In the prospective ADDITION cohort study and biobank starting in 2001, a screening program in Danish general practices identified 1,533 patients with type 2 diabetes and they continue to be followed. Patients were examined at baseline and at 6-year follow-up, and blood and urine samples were collected. The presence of diabetic neuropathy was assessed at 6 years with the following measures: vibration detection threshold, light touch sensory testing, Michigan Neuropathy Screening Inventory (MNSI), and the Brief Pain Inventory (BPI). The presence of cardiac autonomic neuropathy was assessed using heart rate variability at supine rest and three standard tests (Valsalva, deep breathing, and standing). In this program, patients will be re-examined using the above-mentioned tests and a series of other tests. This will allow us to perform a longitudinal study, investigating the association between changes in metabolic and other risk factors over time and the development of diabetic neuropathy over a 15-year period.
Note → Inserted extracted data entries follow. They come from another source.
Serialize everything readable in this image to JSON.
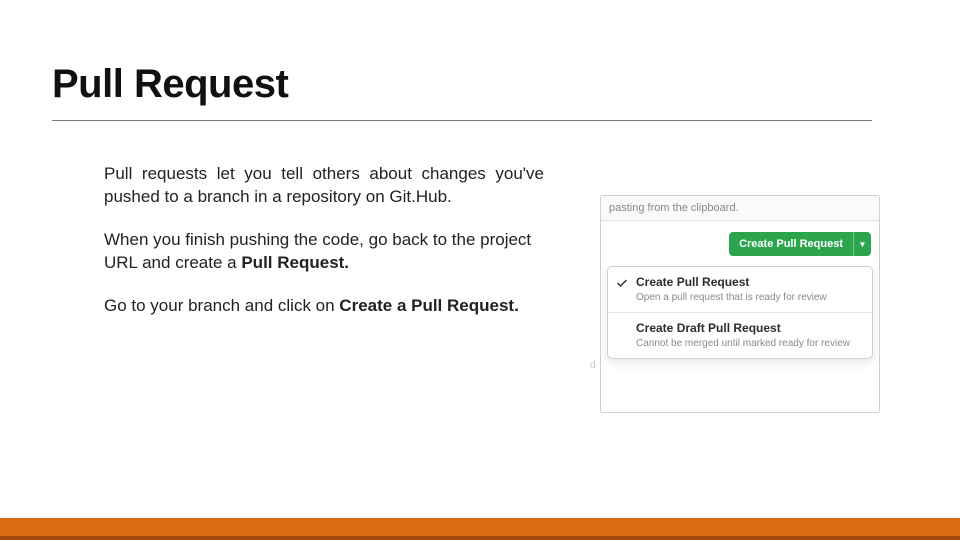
{
  "title": "Pull Request",
  "paragraphs": {
    "p1": "Pull requests let you tell others about changes you've pushed to a branch in a repository on Git.Hub.",
    "p2a": "When you finish pushing the code, go back to the project URL and create a ",
    "p2b": "Pull Request.",
    "p3a": "Go to your branch and click on ",
    "p3b": "Create a Pull Request."
  },
  "screenshot": {
    "clipboard_hint": "pasting from the clipboard.",
    "button_label": "Create Pull Request",
    "caret": "▼",
    "option1": {
      "title": "Create Pull Request",
      "desc": "Open a pull request that is ready for review"
    },
    "option2": {
      "title": "Create Draft Pull Request",
      "desc": "Cannot be merged until marked ready for review"
    },
    "left_faint": "d"
  }
}
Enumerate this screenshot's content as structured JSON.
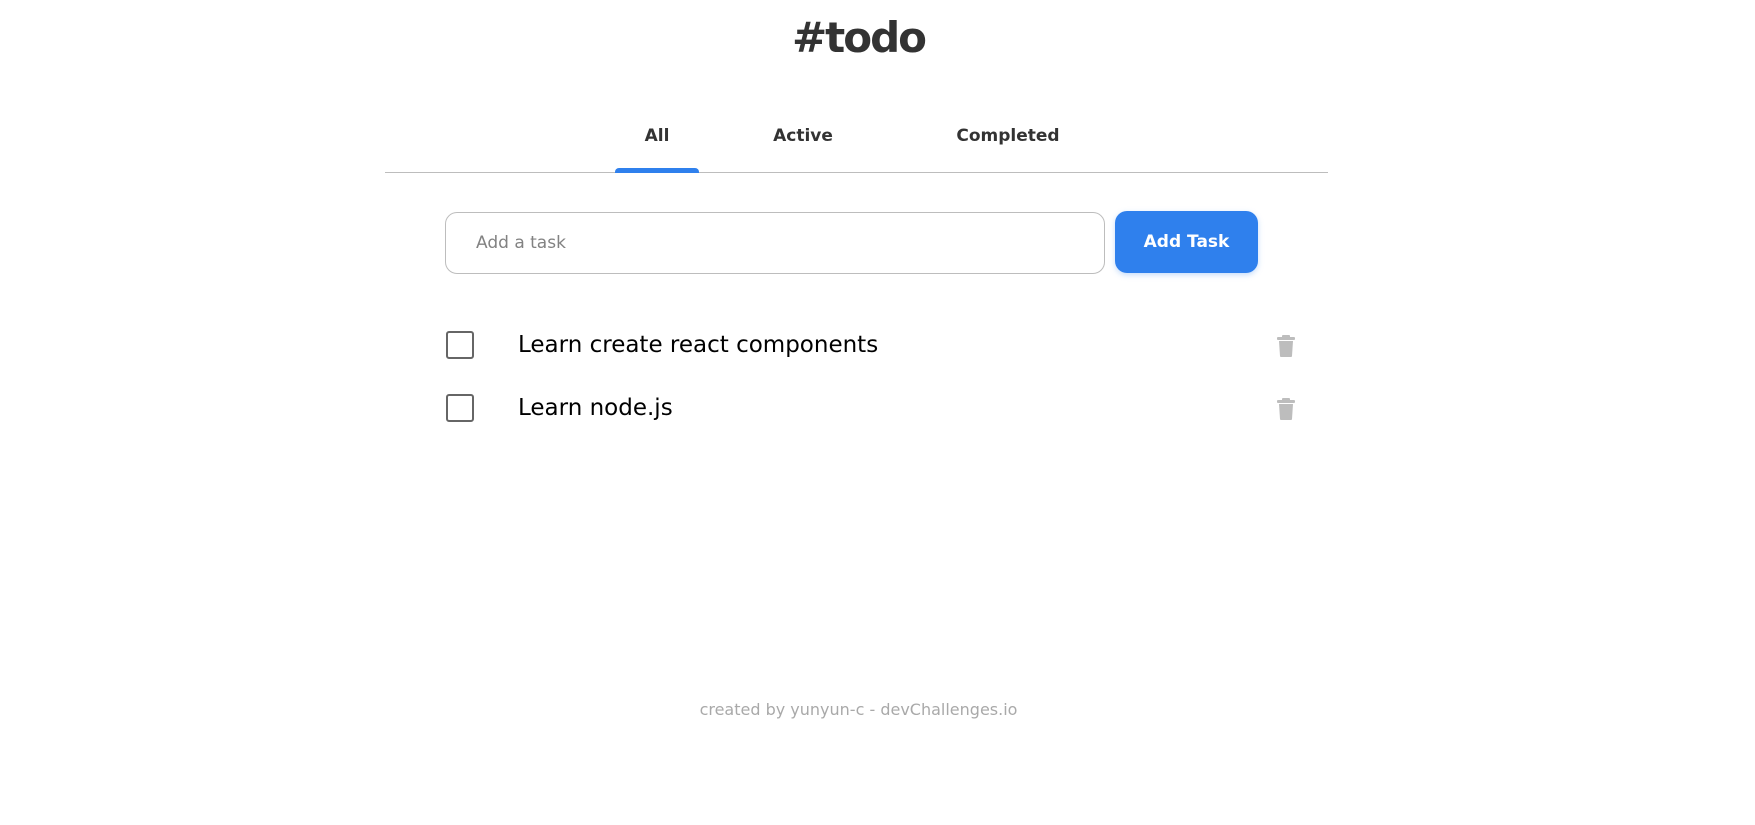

In the prospective DD2 cohort and biobank, newly diagnosed type 2 diabetes patients throughout Denmark will be enrolled. The DD2 currently enrolls 60 new T2D patients per week and currently holds more than 7,952 incident type 2 diabetes patients with biobank data ( The DD2 cohort will become 10 times larger than the ADDITION cohort within the next few years and offers the possibility of enrolling new type 2 diabetes patients for detailed diabetic neuropathy examinations. A sample will be invited for a more detailed diabetic neuropathy examination. These more specific measures will allow for a well-characterised cohort meeting a stringent definition and classification of diabetic neuropathy. This cohort will form the basis of a cross-sectional analysis and in time a prospective analysis of risk factors for diabetic neuropathy. A subset of samples from this cohort will be sent to the Feldman Lab for targeted metabolomics analysis. Finally, patients examined in the DD2 will be used to validate register-based information on diabetic neuropathy.


In the nationwide Danish healthcare registries, almost the entire Danish population with diabetes (currently ~320,000) can be identified through validated algorithms, linking hospital contacts, prescriptions, health services, and e-data from general practitioners. We will validate hospital discharge, outpatient clinic, and general practitioner diagnoses of diabetic neuropathy by medical record review and linkage with the ADDITION and DD2 cohorts, respectively. We will exploit these large nationwide data sources to test hypotheses on glycaemia, pharmacotherapy, and comorbidity on a national level. We will also obtain up-to-date estimates on incidence, prevalence, and time trends of DN and its complications in Denmark.